The Adventures of Poor Frank, Part CLXXXVII: The Legend Grows

The Adventures of Poor Frank, Part CLXXXVII: The Legend Grows

By Ray Adams
frankandarchie@yahoo.com

Lucky Archie’s local legend continued to grow when he had the following fantastic result at the local duplicate.

The bidding requires some explanation. After North reversed into two spades, Lucky Archie should probably have bid some number of hearts to show his great support for partner’s opening bid suit. Instead, he bid three diamonds. Red Dyeman, his partner, later stated that he now thought Archie had a 6-5 hand in the minors and Red supported diamonds. Lucky Archie never explained his bids, but he must have forgotten Red’s opening bid. Perhaps he intended the five club bid to be a cuebid. Certainly, Red meant for his six club bid to be a cuebid, as he said after the hand was over.   Poor Frank now doubled, which asked for his partner to lead dummy’s first bid suit, or hearts. Lucky Archie passed, possibly figuring his partner would clarify the situation. Red then made an SOS redouble, but Lucky Archie took this to be the real thing and passed. So the Lucky One found himself in yet another improbable contract, as he played in his 4-0 fit rather than the partnership’s 6-4 fit!

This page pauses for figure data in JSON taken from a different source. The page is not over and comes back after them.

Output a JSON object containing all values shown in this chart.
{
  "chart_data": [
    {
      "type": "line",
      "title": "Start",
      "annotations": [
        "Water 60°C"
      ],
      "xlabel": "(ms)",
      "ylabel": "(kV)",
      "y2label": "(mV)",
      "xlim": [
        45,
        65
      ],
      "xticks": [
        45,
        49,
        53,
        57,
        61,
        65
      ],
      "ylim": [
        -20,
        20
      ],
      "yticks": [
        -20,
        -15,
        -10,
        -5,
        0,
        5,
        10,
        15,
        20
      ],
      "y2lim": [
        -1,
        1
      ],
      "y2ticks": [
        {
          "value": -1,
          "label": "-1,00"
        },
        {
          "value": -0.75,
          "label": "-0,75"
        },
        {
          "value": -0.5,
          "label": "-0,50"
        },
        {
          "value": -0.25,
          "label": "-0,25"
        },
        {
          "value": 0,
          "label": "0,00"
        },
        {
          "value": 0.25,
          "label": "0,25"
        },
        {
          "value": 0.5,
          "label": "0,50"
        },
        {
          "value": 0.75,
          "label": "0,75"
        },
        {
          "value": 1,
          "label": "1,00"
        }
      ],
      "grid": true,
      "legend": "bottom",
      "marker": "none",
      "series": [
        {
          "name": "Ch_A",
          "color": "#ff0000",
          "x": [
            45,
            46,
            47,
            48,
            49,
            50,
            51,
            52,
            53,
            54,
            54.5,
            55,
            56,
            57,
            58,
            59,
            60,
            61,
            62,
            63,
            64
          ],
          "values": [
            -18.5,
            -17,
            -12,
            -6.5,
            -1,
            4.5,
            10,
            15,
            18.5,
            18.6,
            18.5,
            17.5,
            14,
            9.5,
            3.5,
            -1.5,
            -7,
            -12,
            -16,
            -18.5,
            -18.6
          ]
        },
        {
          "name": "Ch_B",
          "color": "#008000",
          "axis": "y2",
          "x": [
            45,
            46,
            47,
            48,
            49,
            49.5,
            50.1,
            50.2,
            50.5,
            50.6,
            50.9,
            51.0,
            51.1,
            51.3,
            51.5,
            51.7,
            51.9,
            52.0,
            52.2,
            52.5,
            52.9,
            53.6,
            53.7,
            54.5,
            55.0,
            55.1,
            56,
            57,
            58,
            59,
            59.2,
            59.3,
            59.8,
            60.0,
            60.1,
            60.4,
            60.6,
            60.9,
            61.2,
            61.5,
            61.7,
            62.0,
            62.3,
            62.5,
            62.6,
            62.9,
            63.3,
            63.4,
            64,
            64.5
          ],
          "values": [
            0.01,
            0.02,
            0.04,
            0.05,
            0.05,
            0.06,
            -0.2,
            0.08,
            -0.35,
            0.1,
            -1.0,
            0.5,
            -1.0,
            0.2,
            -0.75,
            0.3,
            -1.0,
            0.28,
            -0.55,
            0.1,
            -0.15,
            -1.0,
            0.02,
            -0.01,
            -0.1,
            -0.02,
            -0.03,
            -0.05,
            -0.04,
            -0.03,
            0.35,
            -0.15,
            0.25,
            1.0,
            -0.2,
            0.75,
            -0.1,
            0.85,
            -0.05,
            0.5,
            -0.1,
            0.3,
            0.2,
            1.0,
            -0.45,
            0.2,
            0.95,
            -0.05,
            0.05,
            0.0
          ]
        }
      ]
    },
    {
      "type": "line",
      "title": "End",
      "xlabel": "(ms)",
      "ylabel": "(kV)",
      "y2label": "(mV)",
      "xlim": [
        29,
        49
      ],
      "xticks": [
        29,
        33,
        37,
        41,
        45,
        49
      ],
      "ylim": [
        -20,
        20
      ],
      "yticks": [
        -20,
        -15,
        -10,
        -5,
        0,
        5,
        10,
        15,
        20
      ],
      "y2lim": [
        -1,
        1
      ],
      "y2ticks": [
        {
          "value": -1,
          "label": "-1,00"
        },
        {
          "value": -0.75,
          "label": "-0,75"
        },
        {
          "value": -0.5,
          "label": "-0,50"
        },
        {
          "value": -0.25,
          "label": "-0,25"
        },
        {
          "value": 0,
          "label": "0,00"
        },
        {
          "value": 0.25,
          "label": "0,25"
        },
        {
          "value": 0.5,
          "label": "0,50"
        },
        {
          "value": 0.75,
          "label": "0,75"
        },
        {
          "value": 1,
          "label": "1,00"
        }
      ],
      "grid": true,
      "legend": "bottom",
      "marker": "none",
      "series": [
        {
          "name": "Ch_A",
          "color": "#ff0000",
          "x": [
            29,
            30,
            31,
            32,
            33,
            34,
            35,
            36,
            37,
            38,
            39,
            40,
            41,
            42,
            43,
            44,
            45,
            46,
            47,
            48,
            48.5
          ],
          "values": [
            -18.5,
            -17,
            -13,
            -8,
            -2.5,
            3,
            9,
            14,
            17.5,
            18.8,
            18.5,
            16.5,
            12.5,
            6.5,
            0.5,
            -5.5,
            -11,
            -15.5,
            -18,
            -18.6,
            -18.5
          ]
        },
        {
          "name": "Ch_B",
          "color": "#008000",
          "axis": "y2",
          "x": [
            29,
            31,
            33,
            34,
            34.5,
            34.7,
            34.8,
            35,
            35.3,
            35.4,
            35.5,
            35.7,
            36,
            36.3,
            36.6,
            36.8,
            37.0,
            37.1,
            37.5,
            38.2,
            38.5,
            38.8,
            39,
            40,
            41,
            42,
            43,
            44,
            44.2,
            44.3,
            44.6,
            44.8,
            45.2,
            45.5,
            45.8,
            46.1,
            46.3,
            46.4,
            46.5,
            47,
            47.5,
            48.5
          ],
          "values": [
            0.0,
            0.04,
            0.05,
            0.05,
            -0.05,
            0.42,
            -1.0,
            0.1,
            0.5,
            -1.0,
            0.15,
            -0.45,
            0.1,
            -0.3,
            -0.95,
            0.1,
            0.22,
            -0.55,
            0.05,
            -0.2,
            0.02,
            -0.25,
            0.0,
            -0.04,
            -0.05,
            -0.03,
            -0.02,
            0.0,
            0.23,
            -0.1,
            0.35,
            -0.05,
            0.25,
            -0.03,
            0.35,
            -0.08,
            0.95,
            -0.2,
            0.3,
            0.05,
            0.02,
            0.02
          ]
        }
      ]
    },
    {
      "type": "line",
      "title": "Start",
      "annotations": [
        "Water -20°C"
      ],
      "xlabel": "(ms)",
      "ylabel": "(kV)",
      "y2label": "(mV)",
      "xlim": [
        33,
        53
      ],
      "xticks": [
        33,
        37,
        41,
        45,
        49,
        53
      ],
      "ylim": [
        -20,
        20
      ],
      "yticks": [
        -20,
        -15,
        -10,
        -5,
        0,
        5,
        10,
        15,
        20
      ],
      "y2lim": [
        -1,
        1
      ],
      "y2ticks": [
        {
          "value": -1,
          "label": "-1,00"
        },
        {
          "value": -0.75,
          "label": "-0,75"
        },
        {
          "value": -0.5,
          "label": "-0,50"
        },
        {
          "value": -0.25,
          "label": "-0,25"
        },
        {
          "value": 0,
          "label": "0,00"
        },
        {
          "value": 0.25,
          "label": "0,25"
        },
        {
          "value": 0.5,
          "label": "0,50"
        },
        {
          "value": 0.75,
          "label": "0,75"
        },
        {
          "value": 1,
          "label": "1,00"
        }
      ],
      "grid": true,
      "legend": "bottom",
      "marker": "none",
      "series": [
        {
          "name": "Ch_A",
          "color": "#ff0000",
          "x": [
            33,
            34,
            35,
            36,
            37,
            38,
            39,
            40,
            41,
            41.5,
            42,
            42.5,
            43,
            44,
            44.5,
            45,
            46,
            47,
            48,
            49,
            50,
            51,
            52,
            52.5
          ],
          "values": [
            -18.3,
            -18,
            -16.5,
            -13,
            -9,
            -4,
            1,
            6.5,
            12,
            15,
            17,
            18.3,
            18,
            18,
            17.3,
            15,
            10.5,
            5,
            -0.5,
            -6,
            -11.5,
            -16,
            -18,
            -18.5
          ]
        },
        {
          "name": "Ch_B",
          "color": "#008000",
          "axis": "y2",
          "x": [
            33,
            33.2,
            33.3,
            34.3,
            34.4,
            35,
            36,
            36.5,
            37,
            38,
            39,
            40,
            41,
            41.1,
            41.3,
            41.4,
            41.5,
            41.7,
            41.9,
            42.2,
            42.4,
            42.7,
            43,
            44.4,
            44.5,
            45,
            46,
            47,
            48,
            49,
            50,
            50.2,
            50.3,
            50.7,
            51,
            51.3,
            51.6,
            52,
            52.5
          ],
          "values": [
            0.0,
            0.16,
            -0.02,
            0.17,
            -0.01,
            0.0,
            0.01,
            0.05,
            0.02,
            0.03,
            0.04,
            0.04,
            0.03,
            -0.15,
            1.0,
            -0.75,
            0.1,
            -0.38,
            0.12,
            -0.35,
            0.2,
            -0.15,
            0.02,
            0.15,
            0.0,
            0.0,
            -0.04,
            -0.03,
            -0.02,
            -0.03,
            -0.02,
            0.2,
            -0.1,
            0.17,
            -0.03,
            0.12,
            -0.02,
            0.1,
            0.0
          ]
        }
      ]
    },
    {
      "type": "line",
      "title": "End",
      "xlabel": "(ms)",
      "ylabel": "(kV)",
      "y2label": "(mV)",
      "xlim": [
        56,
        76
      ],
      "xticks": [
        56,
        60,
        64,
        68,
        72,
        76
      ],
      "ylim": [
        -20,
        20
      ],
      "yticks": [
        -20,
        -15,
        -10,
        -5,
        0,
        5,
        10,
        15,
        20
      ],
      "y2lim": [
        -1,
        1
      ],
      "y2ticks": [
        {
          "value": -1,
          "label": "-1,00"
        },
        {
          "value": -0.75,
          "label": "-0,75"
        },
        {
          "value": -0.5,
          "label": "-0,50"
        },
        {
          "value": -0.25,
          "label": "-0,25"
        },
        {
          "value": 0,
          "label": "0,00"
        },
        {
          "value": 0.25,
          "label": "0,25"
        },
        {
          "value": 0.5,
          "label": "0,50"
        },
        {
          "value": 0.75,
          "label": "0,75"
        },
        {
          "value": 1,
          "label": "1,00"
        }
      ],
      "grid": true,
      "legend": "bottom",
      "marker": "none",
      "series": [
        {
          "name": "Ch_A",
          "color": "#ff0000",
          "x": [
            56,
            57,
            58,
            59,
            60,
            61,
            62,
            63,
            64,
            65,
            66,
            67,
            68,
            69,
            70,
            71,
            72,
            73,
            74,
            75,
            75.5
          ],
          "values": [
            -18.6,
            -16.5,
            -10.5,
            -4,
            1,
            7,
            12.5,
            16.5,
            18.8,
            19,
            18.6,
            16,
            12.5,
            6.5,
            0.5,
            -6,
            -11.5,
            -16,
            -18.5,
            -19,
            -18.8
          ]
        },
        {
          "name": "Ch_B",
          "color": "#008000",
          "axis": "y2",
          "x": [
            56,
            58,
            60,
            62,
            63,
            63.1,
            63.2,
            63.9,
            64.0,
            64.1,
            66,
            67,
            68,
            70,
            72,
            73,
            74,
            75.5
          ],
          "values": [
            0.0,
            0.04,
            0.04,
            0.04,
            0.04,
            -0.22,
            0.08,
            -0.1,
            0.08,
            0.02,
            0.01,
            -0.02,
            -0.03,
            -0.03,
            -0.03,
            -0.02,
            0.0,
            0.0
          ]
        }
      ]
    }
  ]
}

West led the ten of diamonds, won by dummy’s ace. Lucky Archie led a spade to his ace and cashed his four top clubs, sluffing hearts from dummy and leaving West with the last trump. He returned to dummy with the king of diamonds and ran the spades. He came back to hand with the queen of diamonds and cashed the jack of diamonds. He now had twelve tricks lined up in front of him. West ruffed Poor Frank’s ace of hearts at trick thirteen, but the Lucky One had done it again.

“Why did you double, Frankie?” Lucky Archie asked Poor Frank as they agreed on the score.

“I just wanted my partner to lead a heart,” was the reply.

“My advice would be to never ask a partner to lead a suit he doesn’t have,” Archie said.

“Never ask a partner to lead a suit he doesn’t have,” Poor Frank said in a whiny voice, imitating Lucky Archie later that evening as he and Janet discussed the hands.

Janet laughed and said, “Well, you can’t say he gave you bad advice, darling. Although it doesn’t seem fair that you can’t call on the impossible to beat the improbable.”

“No,” Frank said, “it appears as though I need to call on the lucky to beat the ludicrous.”